Hope this wasn't too much response. From the development and production quality of your other offerings on SoundCloud, it's evident you can pull this one together similarly - so all nits are picked in a constructive spirit.

Also, in my own work I find my own first ideas often don't work, and I don't realize they won't till I hear them not working. Thus, no guarantee anything I suggest would be an improvement.

Also also, WTH do I know?

7

First of all, I had the intention of letting a drummer and bass player from my other band play the missing lines. I failed to mention that. I was trying to create everything but those parts... somewhat. I wanted them to have some creative freedoms.

I like Ade's suggestion of the chord changes during the bridge. That is an avenue I plan to explore. I also like the idea of moving it's position.

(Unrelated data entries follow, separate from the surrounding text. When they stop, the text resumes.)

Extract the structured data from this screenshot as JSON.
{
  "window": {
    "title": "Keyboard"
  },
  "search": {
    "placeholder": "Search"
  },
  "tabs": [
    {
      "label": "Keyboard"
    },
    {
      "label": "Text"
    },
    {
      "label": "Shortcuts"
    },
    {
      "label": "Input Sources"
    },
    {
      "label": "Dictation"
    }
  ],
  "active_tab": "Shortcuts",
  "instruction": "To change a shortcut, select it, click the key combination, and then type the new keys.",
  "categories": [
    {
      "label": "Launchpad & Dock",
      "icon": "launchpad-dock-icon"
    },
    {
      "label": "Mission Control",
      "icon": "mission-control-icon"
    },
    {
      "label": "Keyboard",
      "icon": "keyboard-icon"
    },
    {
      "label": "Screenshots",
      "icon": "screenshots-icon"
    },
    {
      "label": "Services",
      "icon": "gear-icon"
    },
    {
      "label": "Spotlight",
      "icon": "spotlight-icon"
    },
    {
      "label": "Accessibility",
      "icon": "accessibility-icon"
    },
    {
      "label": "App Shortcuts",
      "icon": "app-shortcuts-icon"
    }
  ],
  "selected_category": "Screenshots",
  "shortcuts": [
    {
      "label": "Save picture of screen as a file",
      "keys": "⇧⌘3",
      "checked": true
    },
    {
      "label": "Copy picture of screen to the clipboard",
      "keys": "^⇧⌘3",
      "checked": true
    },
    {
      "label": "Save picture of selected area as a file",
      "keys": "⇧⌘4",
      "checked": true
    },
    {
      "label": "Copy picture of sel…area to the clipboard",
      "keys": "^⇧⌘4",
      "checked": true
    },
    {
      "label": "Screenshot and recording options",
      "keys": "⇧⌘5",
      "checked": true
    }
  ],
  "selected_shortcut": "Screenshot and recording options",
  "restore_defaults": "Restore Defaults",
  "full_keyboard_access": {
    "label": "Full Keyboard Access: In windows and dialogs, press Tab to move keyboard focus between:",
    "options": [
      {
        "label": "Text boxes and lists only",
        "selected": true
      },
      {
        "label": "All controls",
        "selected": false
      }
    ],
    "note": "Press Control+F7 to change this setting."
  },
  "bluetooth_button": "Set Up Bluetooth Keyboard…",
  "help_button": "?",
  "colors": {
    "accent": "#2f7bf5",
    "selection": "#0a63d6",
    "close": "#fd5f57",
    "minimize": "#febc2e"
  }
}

Many of the lyrics are written to a "you". "YOU like your voice, and you don't stop..." "YOU like the games you play with words.." It is potentially the singer (my vocal parts are just to get an idea at this point) who is at fault in their disappearance/ill enunciation. The song is directed toward a single person, a "you". I like the ambiguity, as I was stretching the context of the inspiration A LOT.

Proteus, do you teach a course I can sign up for? I've read your postings for years with awe. Your thoughts are appreciated. Thank you for your time.

You all are helping my polishing process. I will submit a second draft soon. Thank you all for being my test screening.